Ficha Técnica Porsche 356 Coupé Split-Window 1.1 (1100) 40 cv, Ano 1950 Engenharia e Especificações

Porsche 356 Split-Window 1950 1.1 (1100) 40 cv: ficha técnica completa com dimensões, chassi, aerodinâmica, desempenho, consumo, autonomia e checklist mecânico.

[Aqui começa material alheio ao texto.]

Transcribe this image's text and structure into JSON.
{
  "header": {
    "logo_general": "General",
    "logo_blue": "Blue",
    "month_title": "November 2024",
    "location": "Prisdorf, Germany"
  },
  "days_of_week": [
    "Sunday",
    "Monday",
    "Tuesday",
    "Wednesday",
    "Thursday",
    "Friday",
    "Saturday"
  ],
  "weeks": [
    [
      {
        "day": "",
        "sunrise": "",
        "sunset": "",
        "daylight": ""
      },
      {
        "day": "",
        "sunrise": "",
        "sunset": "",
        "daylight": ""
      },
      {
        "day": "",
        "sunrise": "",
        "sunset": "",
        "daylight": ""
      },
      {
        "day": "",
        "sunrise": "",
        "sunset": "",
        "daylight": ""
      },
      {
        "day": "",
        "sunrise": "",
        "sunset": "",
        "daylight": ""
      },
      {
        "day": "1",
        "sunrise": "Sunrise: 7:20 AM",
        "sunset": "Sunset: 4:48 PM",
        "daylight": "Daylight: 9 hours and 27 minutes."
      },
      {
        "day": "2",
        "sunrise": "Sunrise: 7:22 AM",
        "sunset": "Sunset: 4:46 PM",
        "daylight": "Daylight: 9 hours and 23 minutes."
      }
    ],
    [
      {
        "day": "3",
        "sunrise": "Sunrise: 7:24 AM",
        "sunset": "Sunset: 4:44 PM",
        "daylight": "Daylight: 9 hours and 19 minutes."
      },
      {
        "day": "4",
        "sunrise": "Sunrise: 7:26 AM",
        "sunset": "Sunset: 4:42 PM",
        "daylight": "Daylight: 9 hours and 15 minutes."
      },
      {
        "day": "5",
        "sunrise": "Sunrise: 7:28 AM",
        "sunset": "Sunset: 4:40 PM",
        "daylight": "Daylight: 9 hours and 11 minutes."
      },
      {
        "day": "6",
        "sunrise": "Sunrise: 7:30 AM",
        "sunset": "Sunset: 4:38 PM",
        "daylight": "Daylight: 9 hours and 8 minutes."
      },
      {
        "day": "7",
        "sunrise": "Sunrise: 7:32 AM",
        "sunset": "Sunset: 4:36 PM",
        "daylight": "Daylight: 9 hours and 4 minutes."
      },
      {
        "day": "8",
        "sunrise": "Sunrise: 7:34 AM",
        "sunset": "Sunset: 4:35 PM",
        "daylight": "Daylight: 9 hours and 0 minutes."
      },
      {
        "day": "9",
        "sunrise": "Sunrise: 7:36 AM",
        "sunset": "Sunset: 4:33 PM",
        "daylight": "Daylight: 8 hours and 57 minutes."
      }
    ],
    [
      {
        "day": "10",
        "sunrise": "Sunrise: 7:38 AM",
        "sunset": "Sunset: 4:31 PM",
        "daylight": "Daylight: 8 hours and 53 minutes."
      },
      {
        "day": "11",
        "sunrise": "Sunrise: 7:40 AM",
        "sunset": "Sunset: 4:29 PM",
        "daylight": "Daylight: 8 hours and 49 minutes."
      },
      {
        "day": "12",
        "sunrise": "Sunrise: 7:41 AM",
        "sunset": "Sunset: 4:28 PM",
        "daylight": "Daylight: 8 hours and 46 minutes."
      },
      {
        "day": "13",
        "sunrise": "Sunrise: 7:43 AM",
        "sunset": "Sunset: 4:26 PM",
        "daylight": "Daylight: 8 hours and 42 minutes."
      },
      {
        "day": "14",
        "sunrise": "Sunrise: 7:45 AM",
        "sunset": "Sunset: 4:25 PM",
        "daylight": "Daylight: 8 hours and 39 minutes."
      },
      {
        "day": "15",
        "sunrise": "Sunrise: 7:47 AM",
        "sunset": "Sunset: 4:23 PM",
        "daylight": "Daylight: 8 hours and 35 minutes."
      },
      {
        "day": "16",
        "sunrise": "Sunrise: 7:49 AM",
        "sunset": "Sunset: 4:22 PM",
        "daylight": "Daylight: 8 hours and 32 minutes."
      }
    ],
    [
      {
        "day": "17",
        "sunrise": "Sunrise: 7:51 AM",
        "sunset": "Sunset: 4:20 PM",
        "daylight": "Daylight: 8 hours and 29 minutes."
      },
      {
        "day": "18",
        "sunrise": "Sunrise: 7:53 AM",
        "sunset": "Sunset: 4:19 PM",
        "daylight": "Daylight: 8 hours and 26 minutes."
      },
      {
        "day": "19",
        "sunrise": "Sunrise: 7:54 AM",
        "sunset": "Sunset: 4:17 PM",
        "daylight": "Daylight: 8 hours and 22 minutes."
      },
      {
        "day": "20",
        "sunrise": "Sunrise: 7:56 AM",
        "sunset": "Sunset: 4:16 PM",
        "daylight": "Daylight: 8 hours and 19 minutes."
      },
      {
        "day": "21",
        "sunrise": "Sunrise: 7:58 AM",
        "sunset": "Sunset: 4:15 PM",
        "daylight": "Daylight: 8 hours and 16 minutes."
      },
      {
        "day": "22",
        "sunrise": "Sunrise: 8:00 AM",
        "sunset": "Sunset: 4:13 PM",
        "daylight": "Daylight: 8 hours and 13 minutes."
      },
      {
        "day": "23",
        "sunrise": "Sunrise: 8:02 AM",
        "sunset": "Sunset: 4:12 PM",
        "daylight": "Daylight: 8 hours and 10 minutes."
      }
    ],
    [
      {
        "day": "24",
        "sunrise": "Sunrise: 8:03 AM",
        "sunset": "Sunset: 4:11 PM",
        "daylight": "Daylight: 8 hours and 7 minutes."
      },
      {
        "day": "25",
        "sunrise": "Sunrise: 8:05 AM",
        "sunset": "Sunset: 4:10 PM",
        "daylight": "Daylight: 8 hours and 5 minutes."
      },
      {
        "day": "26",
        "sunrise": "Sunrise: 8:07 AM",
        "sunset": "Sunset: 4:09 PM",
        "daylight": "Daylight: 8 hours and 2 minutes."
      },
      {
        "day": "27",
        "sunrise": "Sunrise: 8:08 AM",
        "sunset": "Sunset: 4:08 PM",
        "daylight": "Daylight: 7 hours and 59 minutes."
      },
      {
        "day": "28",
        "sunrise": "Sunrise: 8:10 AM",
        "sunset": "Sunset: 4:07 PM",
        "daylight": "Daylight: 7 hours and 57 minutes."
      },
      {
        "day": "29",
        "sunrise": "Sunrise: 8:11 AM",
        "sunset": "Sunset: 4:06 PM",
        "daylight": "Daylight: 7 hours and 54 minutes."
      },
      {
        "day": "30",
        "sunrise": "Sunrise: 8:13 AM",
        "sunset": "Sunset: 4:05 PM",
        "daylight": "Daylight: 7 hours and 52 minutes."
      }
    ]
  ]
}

Ficha-Tecnica-Porsche-356-Coupe-Split-Window-1.1-litros-40-cv-ano-1950
Autor e Análise técnica baseada na experiência prática em oficina mecânica por Jairo Kleiser Formado em mecânica de automóveis na Escola Senai no ano de 1989

Last Updated on 24.01.2026 by

Ficha Técnica Porsche 356 Coupé Split-Window 1.1 (1100) 40 cv — Ano 1950

Documento técnico com foco em engenharia automotiva, calibração de sistemas e visão de restauração criteriosa.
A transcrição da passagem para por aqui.